Тот ответил целой длинной и щебечущей песней на неизвестном языке, причем кланялся самым потешным образом. А потом он повернулся ко мне и запел снова, прижав руку к сердцу, и я, не понимая ни слова, догадалась, что речь на сей раз идет о моих прекрасных глазах, и агатовых ресницах, и шее, и бровях, и прочих достоинствах. И я увидела, что этот заколдованный молод, и статен, и во взгляде его — пламя любовной страсти.

— Уж лучше бы тебе оставаться попугаем! — с досадой сказал Ильдерим. — Тогда тебя хоть можно было понять!

— Я прекрасно все поняла, — возразила я. — Он благодарит нас за освобождение и восхищается моей красотой. Для этого не нужен толмач, о Ильдерим!

— Даже лучшая из женщин будет в каждом слове слышать восхищение своей красотой... — пробурчал Ильдерим. — О Аллах, все они неисправимы! И виновата твоя привычка ходить с открытым лицом! Вот уже и заколдованные объясняются тебе в любви! Недостает только джиннии Азизы и того косматого ифрита, который беседовал с попугаем!

Я оставила эти слова без внимания, чтобы они повисли в тишине и пустоте. Мало приятного, когда последнее слово остается за тобой лишь из-за пренебрежения собеседника. Ильдерим откровенно и неприкрыто ревновал. В сущности, я не возражала против ревности, мне даже нравилась его ревность, но пусть бы он лучше сочинял о ней стихи, которые так ему удаются, а не говорил глупостей.

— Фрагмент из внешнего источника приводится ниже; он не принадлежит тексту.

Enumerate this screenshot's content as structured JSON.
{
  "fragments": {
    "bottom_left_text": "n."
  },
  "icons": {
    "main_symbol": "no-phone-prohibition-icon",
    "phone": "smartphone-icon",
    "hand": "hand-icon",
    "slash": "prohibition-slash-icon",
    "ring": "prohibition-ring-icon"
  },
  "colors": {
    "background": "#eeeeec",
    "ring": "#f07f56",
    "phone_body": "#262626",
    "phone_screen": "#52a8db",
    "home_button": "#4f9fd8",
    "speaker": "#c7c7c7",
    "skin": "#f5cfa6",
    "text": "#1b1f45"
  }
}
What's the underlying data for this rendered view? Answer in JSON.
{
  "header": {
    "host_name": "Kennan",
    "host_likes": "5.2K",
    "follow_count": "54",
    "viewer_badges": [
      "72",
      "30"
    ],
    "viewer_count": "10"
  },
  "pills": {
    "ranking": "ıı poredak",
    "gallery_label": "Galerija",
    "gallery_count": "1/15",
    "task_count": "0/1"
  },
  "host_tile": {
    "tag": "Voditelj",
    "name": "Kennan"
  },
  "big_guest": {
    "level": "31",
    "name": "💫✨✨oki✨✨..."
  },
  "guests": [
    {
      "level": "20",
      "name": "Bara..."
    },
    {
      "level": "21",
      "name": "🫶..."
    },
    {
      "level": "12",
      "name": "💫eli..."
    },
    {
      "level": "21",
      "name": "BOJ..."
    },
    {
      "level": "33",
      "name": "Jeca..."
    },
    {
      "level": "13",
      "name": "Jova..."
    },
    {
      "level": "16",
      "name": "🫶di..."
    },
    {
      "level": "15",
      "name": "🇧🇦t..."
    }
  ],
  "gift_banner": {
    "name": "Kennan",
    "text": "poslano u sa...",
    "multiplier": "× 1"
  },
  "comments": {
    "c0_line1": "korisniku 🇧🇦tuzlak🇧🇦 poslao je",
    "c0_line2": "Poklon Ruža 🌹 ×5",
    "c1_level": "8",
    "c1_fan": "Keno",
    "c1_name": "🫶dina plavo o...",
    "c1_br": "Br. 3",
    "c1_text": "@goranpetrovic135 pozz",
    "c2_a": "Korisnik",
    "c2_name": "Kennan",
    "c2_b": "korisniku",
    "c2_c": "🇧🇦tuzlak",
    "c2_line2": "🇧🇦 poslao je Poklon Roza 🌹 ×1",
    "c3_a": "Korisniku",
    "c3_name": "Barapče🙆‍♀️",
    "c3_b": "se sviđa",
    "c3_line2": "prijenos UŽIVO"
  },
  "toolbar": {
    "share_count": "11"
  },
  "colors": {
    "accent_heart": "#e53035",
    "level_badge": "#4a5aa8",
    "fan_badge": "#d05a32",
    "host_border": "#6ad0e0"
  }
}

И тут мы услышали надвигающийся шум.

— Сюда кто-то идет, о госпожа! — воскликнул Ахмед. — Идет по моему потайному ходу! Бежим скорее! Я потушу факел, и мы скроемся в темноте!

— О бесноватый, с нами женщина, которая только что родила, и она слаба, и ее надо нести на руках! — набросилась на него Ясмин. — Мы не пронесем ее через эту щель!

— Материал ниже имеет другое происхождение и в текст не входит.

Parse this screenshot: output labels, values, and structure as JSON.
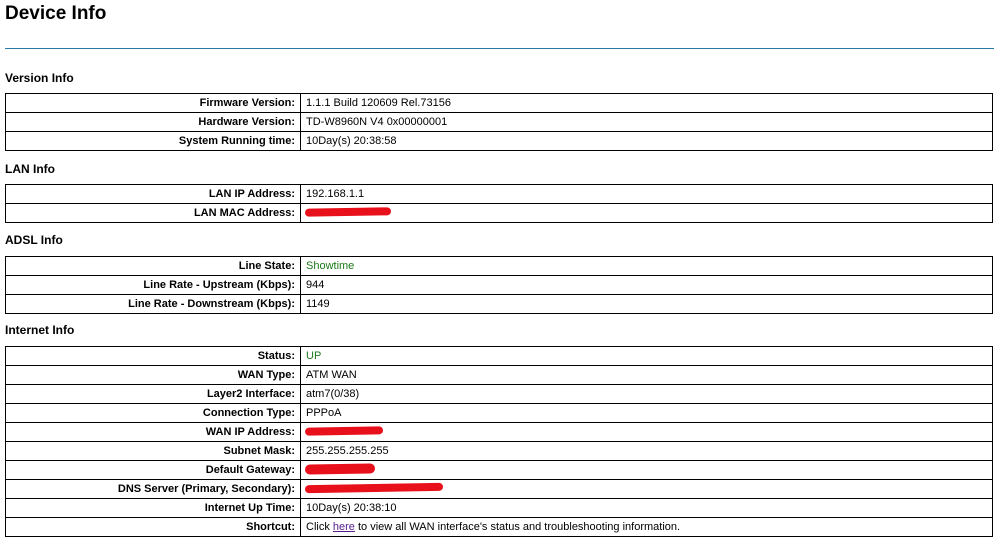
{
  "page": {
    "title": "Device Info"
  },
  "sections": {
    "version": {
      "title": "Version Info",
      "rows": [
        {
          "label": "Firmware Version:",
          "value": "1.1.1 Build 120609 Rel.73156"
        },
        {
          "label": "Hardware Version:",
          "value": "TD-W8960N V4 0x00000001"
        },
        {
          "label": "System Running time:",
          "value": "10Day(s) 20:38:58"
        }
      ]
    },
    "lan": {
      "title": "LAN Info",
      "rows": [
        {
          "label": "LAN IP Address:",
          "value": "192.168.1.1"
        },
        {
          "label": "LAN MAC Address:",
          "value": ""
        }
      ]
    },
    "adsl": {
      "title": "ADSL Info",
      "rows": [
        {
          "label": "Line State:",
          "value": "Showtime"
        },
        {
          "label": "Line Rate - Upstream (Kbps):",
          "value": "944"
        },
        {
          "label": "Line Rate - Downstream (Kbps):",
          "value": "1149"
        }
      ]
    },
    "internet": {
      "title": "Internet Info",
      "rows": [
        {
          "label": "Status:",
          "value": "UP"
        },
        {
          "label": "WAN Type:",
          "value": "ATM WAN"
        },
        {
          "label": "Layer2 Interface:",
          "value": "atm7(0/38)"
        },
        {
          "label": "Connection Type:",
          "value": "PPPoA"
        },
        {
          "label": "WAN IP Address:",
          "value": ""
        },
        {
          "label": "Subnet Mask:",
          "value": "255.255.255.255"
        },
        {
          "label": "Default Gateway:",
          "value": ""
        },
        {
          "label": "DNS Server (Primary, Secondary):",
          "value": ""
        },
        {
          "label": "Internet Up Time:",
          "value": "10Day(s) 20:38:10"
        },
        {
          "label": "Shortcut:",
          "value": ""
        }
      ],
      "shortcut": {
        "prefix": "Click ",
        "link_text": "here",
        "suffix": " to view all WAN interface's status and troubleshooting information."
      }
    }
  },
  "colors": {
    "status_green": "#1a7a1a",
    "redaction": "#e8101a",
    "title_rule": "#2a7aa3",
    "link": "#551a8b"
  }
}
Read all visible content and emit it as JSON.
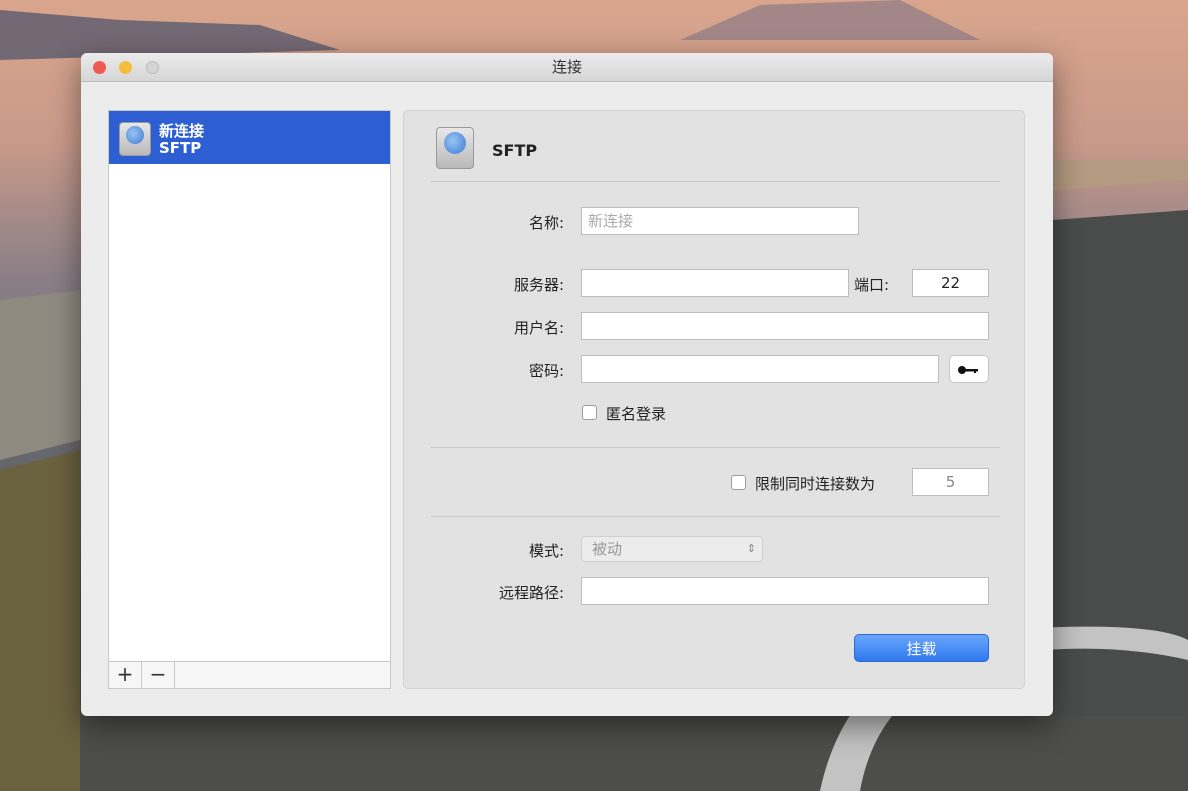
{
  "window": {
    "title": "连接"
  },
  "sidebar": {
    "items": [
      {
        "name": "新连接",
        "protocol": "SFTP",
        "icon": "network-drive-icon"
      }
    ],
    "add_label": "+",
    "remove_label": "−"
  },
  "panel": {
    "protocol_title": "SFTP",
    "name_label": "名称:",
    "name_placeholder": "新连接",
    "name_value": "",
    "server_label": "服务器:",
    "server_value": "",
    "port_label": "端口:",
    "port_value": "22",
    "username_label": "用户名:",
    "username_value": "",
    "password_label": "密码:",
    "password_value": "",
    "anonymous_label": "匿名登录",
    "anonymous_checked": false,
    "limit_label": "限制同时连接数为",
    "limit_checked": false,
    "limit_value": "5",
    "mode_label": "模式:",
    "mode_value": "被动",
    "remote_path_label": "远程路径:",
    "remote_path_value": "",
    "mount_label": "挂载"
  },
  "colors": {
    "accent": "#2d5fd3",
    "button": "#3b82f0"
  }
}
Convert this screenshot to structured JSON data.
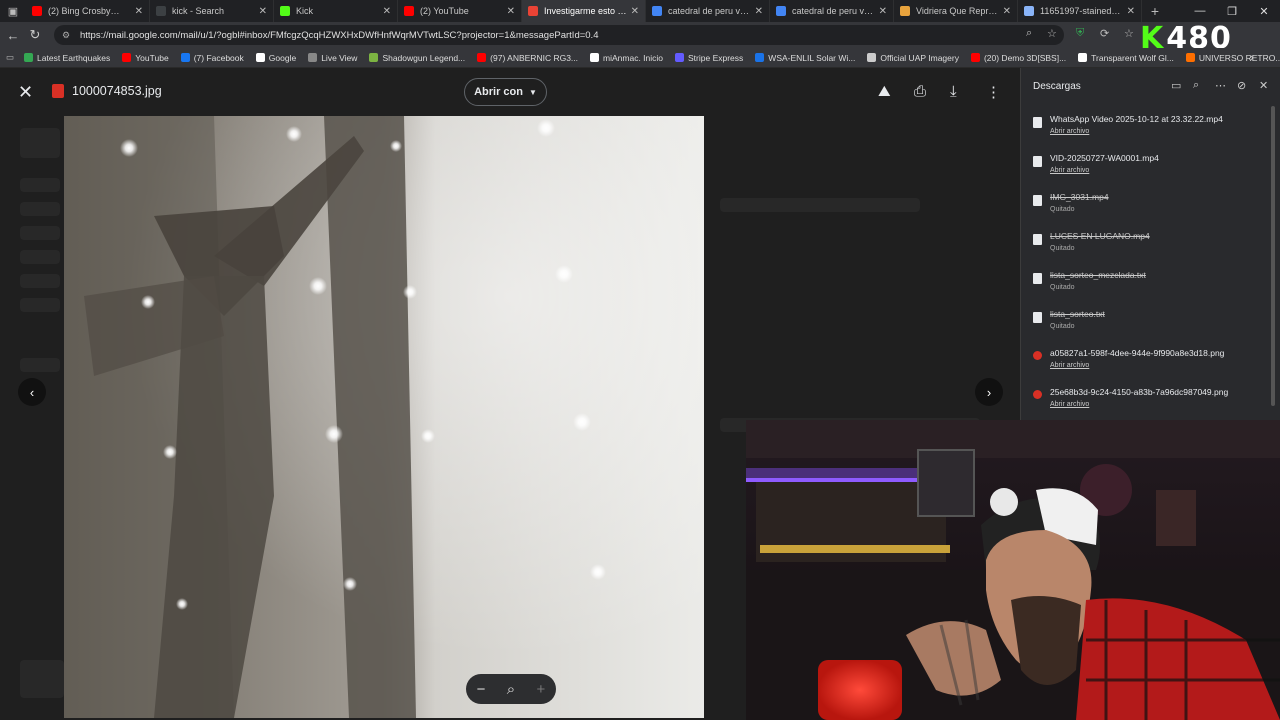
{
  "tabs": [
    {
      "title": "(2) Bing Crosby💔 Best",
      "favicon_color": "#ff0000",
      "active": false
    },
    {
      "title": "kick - Search",
      "favicon_color": "#3c4043",
      "active": false
    },
    {
      "title": "Kick",
      "favicon_color": "#53fc18",
      "active": false
    },
    {
      "title": "(2) YouTube",
      "favicon_color": "#ff0000",
      "active": false
    },
    {
      "title": "Investigarme esto lobo",
      "favicon_color": "#ea4335",
      "active": true
    },
    {
      "title": "catedral de peru vitrale",
      "favicon_color": "#4285f4",
      "active": false
    },
    {
      "title": "catedral de peru vitrale",
      "favicon_color": "#4285f4",
      "active": false
    },
    {
      "title": "Vidriera Que Represent",
      "favicon_color": "#e8a33d",
      "active": false
    },
    {
      "title": "11651997-stained-glas",
      "favicon_color": "#8ab4f8",
      "active": false
    }
  ],
  "address_bar": {
    "url": "https://mail.google.com/mail/u/1/?ogbl#inbox/FMfcgzQcqHZWXHxDWfHnfWqrMVTwtLSC?projector=1&messagePartId=0.4"
  },
  "bookmarks": [
    {
      "label": "Latest Earthquakes",
      "color": "#34a853"
    },
    {
      "label": "YouTube",
      "color": "#ff0000"
    },
    {
      "label": "(7) Facebook",
      "color": "#1877f2"
    },
    {
      "label": "Google",
      "color": "#ffffff"
    },
    {
      "label": "Live View",
      "color": "#888888"
    },
    {
      "label": "Shadowgun Legend...",
      "color": "#7cb342"
    },
    {
      "label": "(97) ANBERNIC RG3...",
      "color": "#ff0000"
    },
    {
      "label": "miAnmac. Inicio",
      "color": "#ffffff"
    },
    {
      "label": "Stripe Express",
      "color": "#635bff"
    },
    {
      "label": "WSA-ENLIL Solar Wi...",
      "color": "#1a73e8"
    },
    {
      "label": "Official UAP Imagery",
      "color": "#cccccc"
    },
    {
      "label": "(20) Demo 3D[SBS]...",
      "color": "#ff0000"
    },
    {
      "label": "Transparent Wolf Gl...",
      "color": "#ffffff"
    },
    {
      "label": "UNIVERSO RETRO...",
      "color": "#ff6f00"
    }
  ],
  "overlay_logo": {
    "k": "K",
    "text": "480"
  },
  "viewer": {
    "filename": "1000074853.jpg",
    "open_with": "Abrir con"
  },
  "downloads": {
    "title": "Descargas",
    "items": [
      {
        "name": "WhatsApp Video 2025-10-12 at 23.32.22.mp4",
        "status": "Abrir archivo",
        "deleted": false,
        "type": "file"
      },
      {
        "name": "VID-20250727-WA0001.mp4",
        "status": "Abrir archivo",
        "deleted": false,
        "type": "file"
      },
      {
        "name": "IMG_3031.mp4",
        "status": "Quitado",
        "deleted": true,
        "type": "file"
      },
      {
        "name": "LUCES EN LUGANO.mp4",
        "status": "Quitado",
        "deleted": true,
        "type": "file"
      },
      {
        "name": "lista_sorteo_mezclada.txt",
        "status": "Quitado",
        "deleted": true,
        "type": "file"
      },
      {
        "name": "lista_sorteo.txt",
        "status": "Quitado",
        "deleted": true,
        "type": "file"
      },
      {
        "name": "a05827a1-598f-4dee-944e-9f990a8e3d18.png",
        "status": "Abrir archivo",
        "deleted": false,
        "type": "png"
      },
      {
        "name": "25e68b3d-9c24-4150-a83b-7a96dc987049.png",
        "status": "Abrir archivo",
        "deleted": false,
        "type": "png"
      }
    ]
  },
  "colors": {
    "accent_kick": "#53fc18",
    "viewer_bg": "#1f1f1f",
    "panel_bg": "#292a2d"
  }
}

— Не пронесете! — раздался голос аш-Шаббана, о котором мы на радостях совершенно забыли.

Он отполз к двери, через которую его внесли полумертвого, и встал там, и стоял, держась за косяк.

— Мой повелитель погиб из-за вас страшной смертью, — продолжал аш-Шаббан. — И шайтаны спорили за право унести его душу в преисподнюю. Но и вы не уцелеете! Сейчас сюда ворвутся слуги Харуна ар-Рашида, и они убьют вас всех за осквернение его гарема, и уцелеет лишь ребенок! Горе вам, о неразумные! Не принес вам счастья этот проклятый талисман!

Ахмед метнул в него дротик и попал прямо в грудь. Аш-Шаббан рухнул на спину и оказался в том лазе, откуда его невольники метали в нас дротики. Но, падая, он успел что-то повернуть, и дверь закрылась, и он был по ту ее сторону, а мы — по эту. И шум бегущих ног все приближался.

— Надо защищаться, о Бади-аль-Джемаль, — сказал Ильдерим. — Пока я жив, они до тебя не доберутся.

— Если я и переживу тебя, то ненадолго, о Ильдерим, — ответила я.

— Ты красивая женщина, тебя помилуют. — И он вынул саблю из ножен.